Google maintains its position as the most satisfying search engine with an ACSI score of 81, up 1% from last year. Users particularly appreciate its AI-powered features.

Interestingly, Bing and Yahoo! have seen notable improvements in user satisfaction, notching 3% gains to reach scores of 77 and 76, respectively. These are their highest ACSI scores in over a decade, likely due to their AI enhancements launched in 2023.

The study hints at the potential of new AI-enabled search functionality to drive further improvements in the customer experience. Bing has seen its market share improve by small but notable margins, rising from 6.35% in the first quarter of 2023 to 7.87% in Q1 2024.

Customer Experience Improvements

The ACSI study shows improvements across nearly all benchmarks of the customer experience for search engines. Notable areas of improvement include:

  • Ease of navigation
  • Ease of using the site on different devices
  • Loading speed performance and reliability
  • Variety of services and information
  • Freshness of content

These improvements suggest that AI enhancements positively impact various aspects of the search experience.

Social Media Sees Modest Gains

For the third year in a row, user satisfaction with social media platforms is on the rise, increasing 1% to an ACSI score of 74.

TikTok has emerged as the new industry leader among major sites, edging past YouTube with a score of 78. This underscores the platform’s effective use of AI-driven content recommendations.

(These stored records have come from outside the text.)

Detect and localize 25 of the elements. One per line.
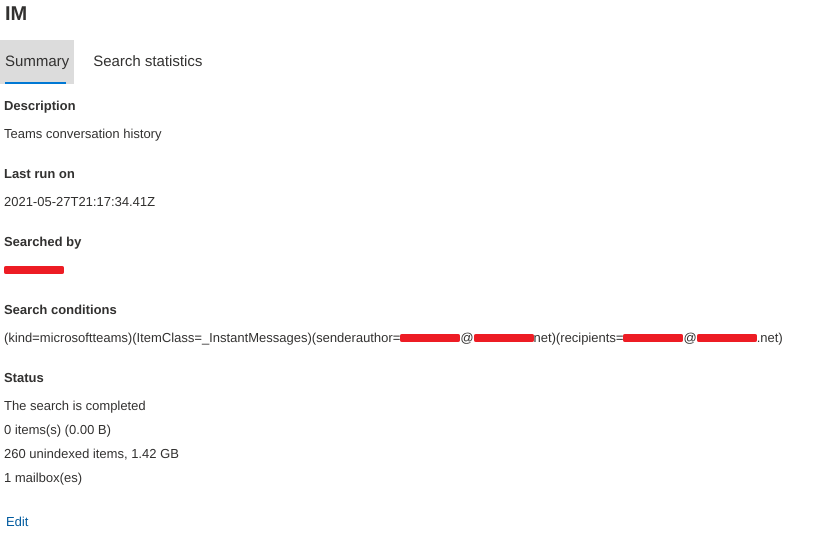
field-value: 260 unindexed items, 1.42 GB	[4, 445, 179, 464]
field-label: Search conditions	[4, 302, 118, 318]
field-value: Teams conversation history	[4, 125, 162, 144]
field-value: 0 items(s) (0.00 B)	[4, 421, 111, 440]
redaction-mark	[474, 334, 534, 342]
field-value: @	[460, 329, 474, 348]
redaction-mark	[623, 334, 684, 342]
field-label: Status	[4, 370, 45, 386]
field-value: @	[683, 329, 697, 348]
redaction-mark	[400, 334, 460, 342]
field-value: net)(recipients=	[534, 329, 624, 348]
field-value: 2021-05-27T21:17:34.41Z	[4, 193, 156, 212]
page-title: IM	[4, 2, 28, 27]
field-value: .net)	[756, 329, 783, 348]
edit-link[interactable]: Edit	[6, 512, 28, 532]
tab[interactable]: Summary	[0, 40, 74, 84]
redaction-mark	[696, 334, 757, 342]
tab[interactable]: Search statistics	[88, 40, 208, 84]
field-label: Description	[4, 98, 77, 114]
field-value: 1 mailbox(es)	[4, 469, 82, 488]
field-value: The search is completed	[4, 397, 146, 416]
redaction-mark	[4, 266, 64, 274]
field-value: (kind=microsoftteams)(ItemClass=_InstantMessages)(senderauthor=	[4, 329, 400, 348]
field-label: Searched by	[4, 234, 82, 250]
field-label: Last run on	[4, 166, 76, 182]
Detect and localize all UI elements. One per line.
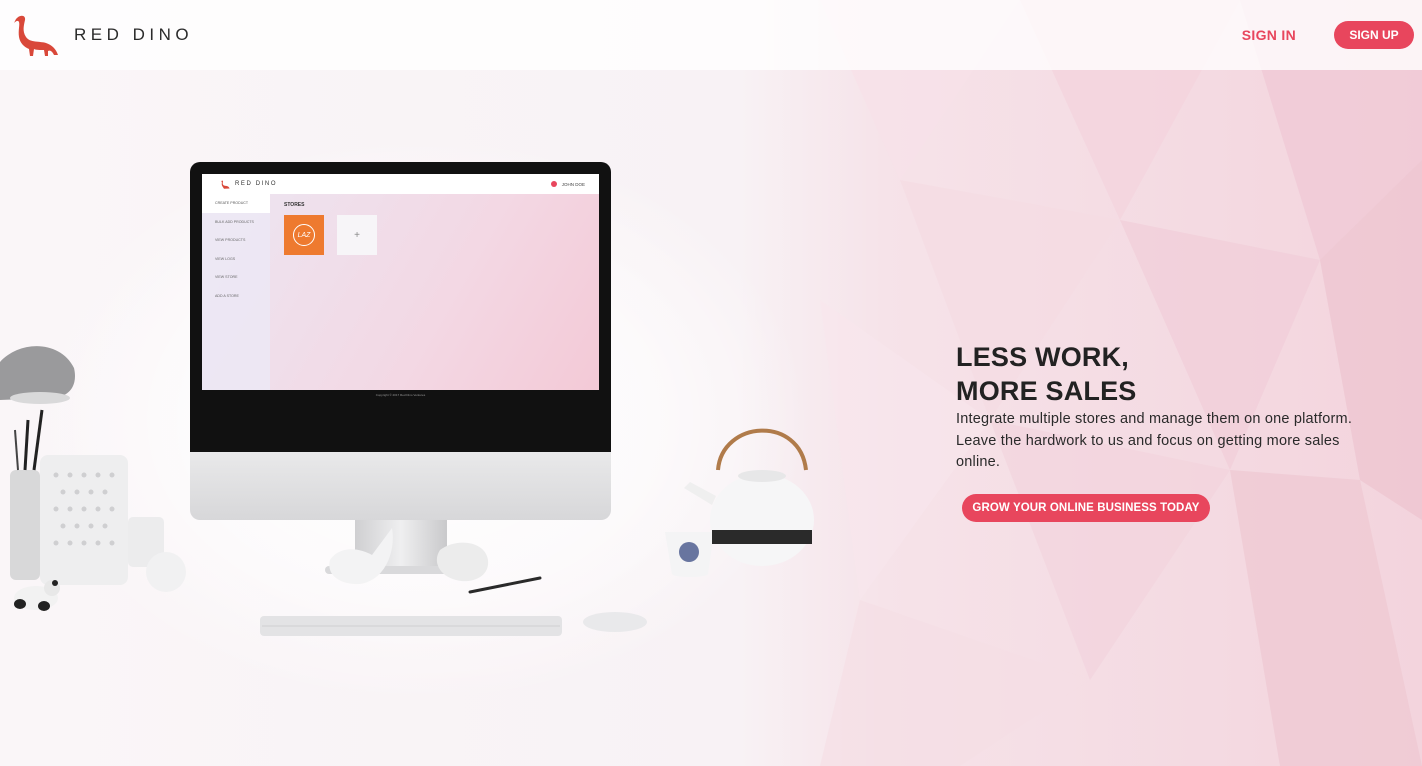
auth-nav: SIGN IN SIGN UP [1242,21,1414,49]
sign-in-link[interactable]: SIGN IN [1242,27,1296,43]
sign-up-button[interactable]: SIGN UP [1334,21,1414,49]
headline-line-2: MORE SALES [956,376,1137,406]
grow-business-cta-button[interactable]: GROW YOUR ONLINE BUSINESS TODAY [962,493,1210,522]
hero-copy: LESS WORK, MORE SALES Integrate multiple… [956,340,1376,522]
hero-headline: LESS WORK, MORE SALES [956,340,1376,408]
hero-description: Integrate multiple stores and manage the… [956,411,1353,470]
headline-line-1: LESS WORK, [956,342,1130,372]
desk-objects-illustration [0,346,814,636]
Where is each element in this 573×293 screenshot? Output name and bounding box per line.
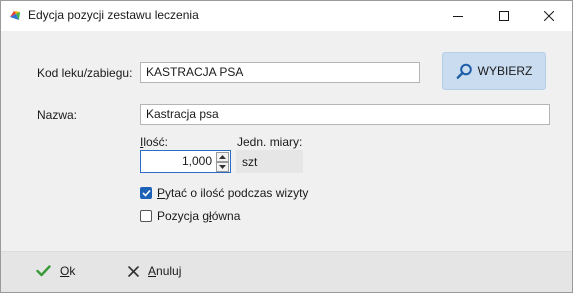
- check-icon: [36, 265, 51, 277]
- cancel-button[interactable]: Anuluj: [128, 264, 181, 278]
- unit-field: szt: [236, 150, 303, 173]
- select-button[interactable]: WYBIERZ: [442, 52, 546, 90]
- maximize-icon: [499, 11, 509, 21]
- quantity-up-button[interactable]: [216, 152, 229, 162]
- main-position-label-start: Pozycja g: [157, 209, 210, 223]
- search-icon: [456, 63, 472, 79]
- cancel-accesskey: A: [148, 264, 157, 278]
- select-button-label: WYBIERZ: [477, 64, 533, 78]
- main-position-checkbox[interactable]: [140, 210, 152, 222]
- name-label: Nazwa:: [37, 108, 78, 122]
- quantity-down-button[interactable]: [216, 162, 229, 172]
- ok-button[interactable]: Ok: [36, 264, 75, 278]
- ask-quantity-label: Pytać o ilość podczas wizyty: [157, 186, 308, 200]
- ok-label-rest: k: [69, 264, 76, 278]
- close-icon: [128, 265, 139, 277]
- maximize-button[interactable]: [481, 1, 527, 31]
- main-position-label-end: ówna: [211, 209, 241, 223]
- app-icon: [10, 11, 20, 20]
- ok-button-label: Ok: [60, 264, 75, 278]
- quantity-label-rest: lość:: [143, 135, 169, 149]
- main-position-checkbox-row[interactable]: Pozycja główna: [140, 209, 240, 223]
- cancel-button-label: Anuluj: [148, 264, 181, 278]
- ask-quantity-label-rest: ytać o ilość podczas wizyty: [165, 186, 309, 200]
- unit-label: Jedn. miary:: [237, 135, 303, 149]
- name-input[interactable]: Kastracja psa: [140, 104, 550, 125]
- checkmark-icon: [141, 189, 151, 197]
- dialog-window: Edycja pozycji zestawu leczenia Kod leku…: [0, 0, 573, 293]
- close-window-icon: [544, 11, 554, 21]
- ask-quantity-checkbox-row[interactable]: Pytać o ilość podczas wizyty: [140, 186, 308, 200]
- chevron-up-icon: [219, 155, 226, 159]
- code-label: Kod leku/zabiegu:: [37, 66, 133, 80]
- ask-quantity-accesskey: P: [157, 186, 166, 200]
- quantity-label: Ilość:: [140, 135, 168, 149]
- minimize-button[interactable]: [435, 1, 481, 31]
- window-title: Edycja pozycji zestawu leczenia: [28, 8, 199, 22]
- quantity-value: 1,000: [181, 154, 212, 168]
- form-area: Kod leku/zabiegu: KASTRACJA PSA WYBIERZ …: [1, 31, 572, 251]
- quantity-stepper[interactable]: 1,000: [140, 150, 231, 173]
- ask-quantity-checkbox[interactable]: [140, 187, 152, 199]
- chevron-down-icon: [219, 165, 226, 169]
- title-bar[interactable]: Edycja pozycji zestawu leczenia: [1, 1, 572, 31]
- close-window-button[interactable]: [526, 1, 572, 31]
- cancel-label-rest: nuluj: [156, 264, 182, 278]
- dialog-footer: Ok Anuluj: [1, 251, 572, 292]
- minimize-icon: [453, 16, 463, 17]
- code-input[interactable]: KASTRACJA PSA: [140, 62, 420, 83]
- ok-accesskey: O: [60, 264, 70, 278]
- main-position-label: Pozycja główna: [157, 209, 240, 223]
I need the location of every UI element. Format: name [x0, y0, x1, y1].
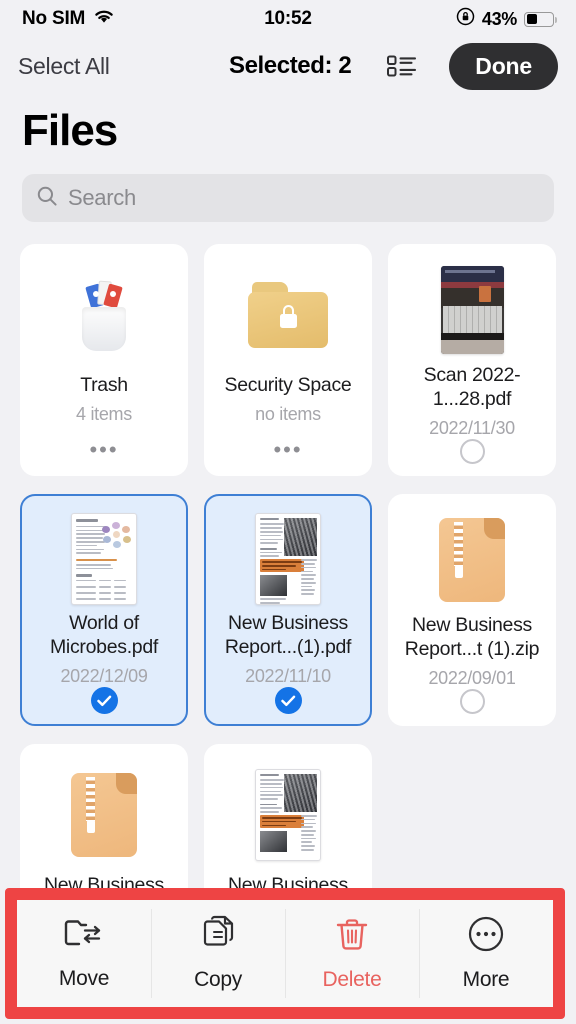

Meta’s Facebook and Instagram have also seen significant improvements in user satisfaction, showing 3-point gains. While Facebook remains near the bottom of the industry at 69, Instagram’s score of 76 puts it within striking distance of the leaders.

Challenges Remain

Despite improvements, the study highlights ongoing privacy and advertising challenges for search engines and social media platforms. Privacy ratings for search engines remain relatively low but steady at 79, while social media platforms score even lower at 73.

Advertising experiences emerge as a key differentiator between higher- and lower-satisfaction brands, particularly in social media. New ACSI benchmarks reveal user concerns about advertising content’s trustworthiness and personal relevance.

Why This Matters For SEO Professionals

This study provides an independent perspective on how users are responding to the AI push in online services. For SEO professionals, these findings suggest that:

  1. AI-enhanced search features resonate with users, potentially changing search behavior and expectations.
  2. The improving satisfaction with alternative search engines like Bing may lead to a more diverse search landscape.
  3. The continued importance of factors like content freshness and site performance in user satisfaction aligns with long-standing SEO best practices.

As AI becomes more integrated into our online experiences, SEO strategies may need to adapt to changing user preferences.